6 -Masum öpücük-

24.6K 975 22
                                    

İnsan bazen yaptığı işlerin yoğunluğundan değil de yapamadıklarının yorgunluğunu taşıya biliyordu hem zihninde hem bedeninde..

Aradan 3 hafta geçmişti. Ne Mert ne de Leyla şirketde bir biriyle neredeyse karşılaşmıyorlardı.

Karşılaştıklarında ise görmezden geliyorlardı bir birilerini.
Görmezden gelme konusunda ikisi de bir birine dişli rakip çıkmışlardı.

Ama ikisi de çaktırmadan izlerken buluyorlardı kendilerini.

Aslında farkında olmadan bazı bağları daha sıkı yapıyorlardı.

Bazen birisine değerimizi anlatmak için araya yokluğumuzu koymamız gerekir.

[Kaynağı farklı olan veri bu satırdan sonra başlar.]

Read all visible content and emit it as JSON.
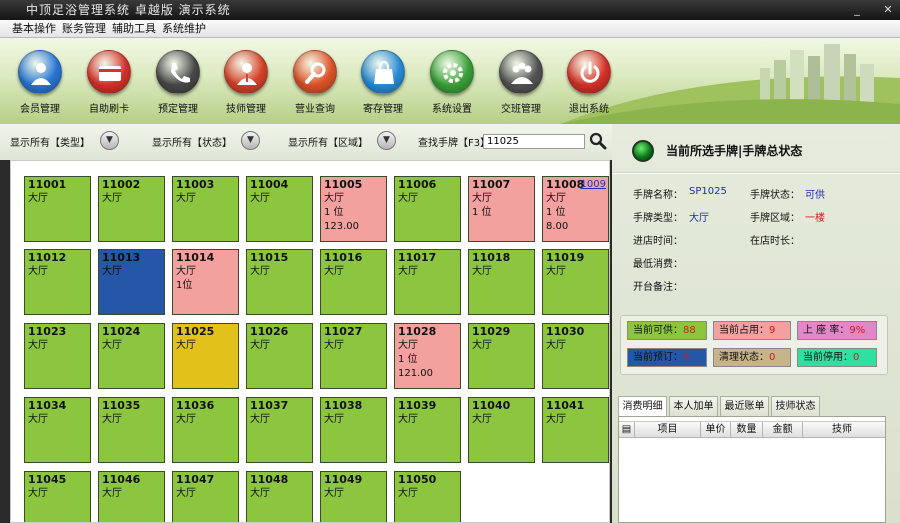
{
  "window": {
    "title": "中顶足浴管理系统  卓越版  演示系统"
  },
  "menu": [
    "基本操作",
    "账务管理",
    "辅助工具",
    "系统维护"
  ],
  "toolbar": [
    {
      "label": "会员管理",
      "icon": "member-icon",
      "color": "#2a78d8"
    },
    {
      "label": "自助刷卡",
      "icon": "card-icon",
      "color": "#d8332a"
    },
    {
      "label": "预定管理",
      "icon": "phone-icon",
      "color": "#4a4a4a"
    },
    {
      "label": "技师管理",
      "icon": "technician-icon",
      "color": "#d8432a"
    },
    {
      "label": "营业查询",
      "icon": "search-icon",
      "color": "#e0552a"
    },
    {
      "label": "寄存管理",
      "icon": "bag-icon",
      "color": "#2b8fd8"
    },
    {
      "label": "系统设置",
      "icon": "gear-icon",
      "color": "#3ba43a"
    },
    {
      "label": "交班管理",
      "icon": "shift-icon",
      "color": "#555555"
    },
    {
      "label": "退出系统",
      "icon": "power-icon",
      "color": "#d8332a"
    }
  ],
  "filters": {
    "type": "显示所有【类型】",
    "state": "显示所有【状态】",
    "area": "显示所有【区域】",
    "search_label": "查找手牌【F3】",
    "search_value": "11025"
  },
  "colors": {
    "available": "#8cc63f",
    "occupied": "#f2a19e",
    "reserved": "#2457a8",
    "cleaning": "#e2c21a",
    "disabled": "#2fe0a0"
  },
  "cards": [
    {
      "num": "11001",
      "area": "大厅",
      "status": "available"
    },
    {
      "num": "11002",
      "area": "大厅",
      "status": "available"
    },
    {
      "num": "11003",
      "area": "大厅",
      "status": "available"
    },
    {
      "num": "11004",
      "area": "大厅",
      "status": "available"
    },
    {
      "num": "11005",
      "area": "大厅",
      "seat": "1 位",
      "amount": "123.00",
      "status": "occupied"
    },
    {
      "num": "11006",
      "area": "大厅",
      "status": "available"
    },
    {
      "num": "11007",
      "area": "大厅",
      "seat": "1 位",
      "status": "occupied"
    },
    {
      "num": "11008",
      "link": "1009",
      "area": "大厅",
      "seat": "1 位",
      "amount": "8.00",
      "status": "occupied"
    },
    {
      "num": "11012",
      "area": "大厅",
      "status": "available"
    },
    {
      "num": "11013",
      "area": "大厅",
      "status": "reserved"
    },
    {
      "num": "11014",
      "area": "大厅",
      "seat": "1位",
      "status": "occupied"
    },
    {
      "num": "11015",
      "area": "大厅",
      "status": "available"
    },
    {
      "num": "11016",
      "area": "大厅",
      "status": "available"
    },
    {
      "num": "11017",
      "area": "大厅",
      "status": "available"
    },
    {
      "num": "11018",
      "area": "大厅",
      "status": "available"
    },
    {
      "num": "11019",
      "area": "大厅",
      "status": "available"
    },
    {
      "num": "11023",
      "area": "大厅",
      "status": "available"
    },
    {
      "num": "11024",
      "area": "大厅",
      "status": "available"
    },
    {
      "num": "11025",
      "area": "大厅",
      "status": "cleaning"
    },
    {
      "num": "11026",
      "area": "大厅",
      "status": "available"
    },
    {
      "num": "11027",
      "area": "大厅",
      "status": "available"
    },
    {
      "num": "11028",
      "area": "大厅",
      "seat": "1 位",
      "amount": "121.00",
      "status": "occupied"
    },
    {
      "num": "11029",
      "area": "大厅",
      "status": "available"
    },
    {
      "num": "11030",
      "area": "大厅",
      "status": "available"
    },
    {
      "num": "11034",
      "area": "大厅",
      "status": "available"
    },
    {
      "num": "11035",
      "area": "大厅",
      "status": "available"
    },
    {
      "num": "11036",
      "area": "大厅",
      "status": "available"
    },
    {
      "num": "11037",
      "area": "大厅",
      "status": "available"
    },
    {
      "num": "11038",
      "area": "大厅",
      "status": "available"
    },
    {
      "num": "11039",
      "area": "大厅",
      "status": "available"
    },
    {
      "num": "11040",
      "area": "大厅",
      "status": "available"
    },
    {
      "num": "11041",
      "area": "大厅",
      "status": "available"
    },
    {
      "num": "11045",
      "area": "大厅",
      "status": "available"
    },
    {
      "num": "11046",
      "area": "大厅",
      "status": "available"
    },
    {
      "num": "11047",
      "area": "大厅",
      "status": "available"
    },
    {
      "num": "11048",
      "area": "大厅",
      "status": "available"
    },
    {
      "num": "11049",
      "area": "大厅",
      "status": "available"
    },
    {
      "num": "11050",
      "area": "大厅",
      "status": "available"
    }
  ],
  "panel": {
    "title": "当前所选手牌|手牌总状态",
    "fields": [
      {
        "label": "手牌名称：",
        "value": "SP1025"
      },
      {
        "label": "手牌状态：",
        "value": "可供"
      },
      {
        "label": "手牌类型：",
        "value": "大厅"
      },
      {
        "label": "手牌区域：",
        "value": "一楼"
      },
      {
        "label": "进店时间：",
        "value": ""
      },
      {
        "label": "在店时长：",
        "value": ""
      },
      {
        "label": "最低消费：",
        "value": ""
      },
      {
        "label": "开台备注：",
        "value": ""
      }
    ],
    "legend": [
      {
        "label": "当前可供：",
        "value": "88",
        "color": "#8cc63f"
      },
      {
        "label": "当前占用：",
        "value": "9",
        "color": "#f2a19e"
      },
      {
        "label": "上 座 率：",
        "value": "9%",
        "color": "#e088c8"
      },
      {
        "label": "当前预订：",
        "value": "0",
        "color": "#2457a8"
      },
      {
        "label": "清理状态：",
        "value": "0",
        "color": "#c8b48a"
      },
      {
        "label": "当前停用：",
        "value": "0",
        "color": "#2fe0a0"
      }
    ],
    "tabs": [
      "消费明细",
      "本人加单",
      "最近账单",
      "技师状态"
    ],
    "table_headers": [
      "项目",
      "单价",
      "数量",
      "金额",
      "技师"
    ]
  }
}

Daha güçlü bağ oluşturmamız için tüm bağları koparmamız gerekir.

Leyla yorgun bir halde kafasını oturduğu koltuğun başlığına yasladı. Şu an tek istediği yatağı ve uzun deliksiz uykuydu.

Ama karşısındaki dosyalar daha bir kaç hafta o hayalini kurduğu yatak keyiflerini erteleyeceğini söylüyordu.

Odasının kapısı tıklatılınca yorgunluğunu gizleyemeyen ses tonunda "Gel." dedi.

İsteksizce kafasını kaldırıp gelenin kim olduğunu görünce yüzü daha da düştü.

"Leyla, sana verdiğim dosyalara göz attın mı?" karşısındaki kadının tavırları Leyla'nın sabrını zorlayacak tarzdaydı.

Bir kaç hafta önce işe Mert tarafından alınan bu kadına karşı hiç iyi duygular beslemiyordu.

Normalde insanlara karşı önyargılı davranmayan Leyla şimdi bu kadını fazla tanımasa da içinde ona karşı nefrete benzer duygular besliyordu.

Giyim tarzı bile Leyla'nın hiç hazetmediği tarzdaydı. Beyaz gömleğinin dekoltesinden göğüsleri "biz buradayız." diye bağırırken, siyah deri eteğinin sanki hiç yokmuş gibi olması hiç onların şirketinde çalışanların giyim tarzına uygun değildi.

Leyla seksilikle değil de aklıyla göz önünde olmayı seven bir kadındı.

Bir de Leyla'dan daha yüksek konumda çalışması ve her defasında bunu Leyla'ya dolaylı yollardan hatırlatması kadının ne kadar gıcık olduğunu belli ediyordu.

Oysa ki, Leyla'nın bilmediği şey o kadının onu kıskanmasıydı. Mert ve Leyla aynı alandayken, Mert'in Leyla'yı kaçamak bakışlarla izleyişini görmüştü. Şimdi acısını Leyla'dan bu şekilde çıkartıyordu. Ya da öyle olduğunu sanıyordu.

"Leyla hanım! Ve evet baktım, sorun yok, sizin işaretlediğiniz yerlerde hiç yok."

Aldığı sert uyarıdan bozulduğunu belli etmemek için yüzüne sahte gülümseme yerleştiren kadın "Alışkanlık işte, Leyla hanım. Ama sonda olması gereken para miktarı ile bu dosyadaki para arasında çok büyük fark var. O nasıl olacak?" diye sordu.

Leyla sinirlendiğini saklama gereği duymadan "Benim sorunum mu? Muhasebeyle halledin sorununuzu Sude hanım! Proje benim imzamı taşıyor, muhasebenin sorunlarını ben araştırmıyorum!" dedi ve devamında konuşmanın bittiğini belli eden bir haraketde bulundu.

Elindeki dosyayı kadına uzatırken diğer eli ile de kapıyı işaret etti.

"O yanlışı yapanı bulmadan bu şirketden gitmeyeceğim!" diyordu içinden.

Kadın odadan çıktıktan sonra Leyla diğer dosyanın içerisindeki beyaz kağıta çizdiği resmi çıkarıp masanın üzerine bıraktı.

Kağıda bir çift göz çizmişti. Her baktığında içinde kaybolacakmış gibi hissettiği siyah çukurlar ya da intihar uçurumu.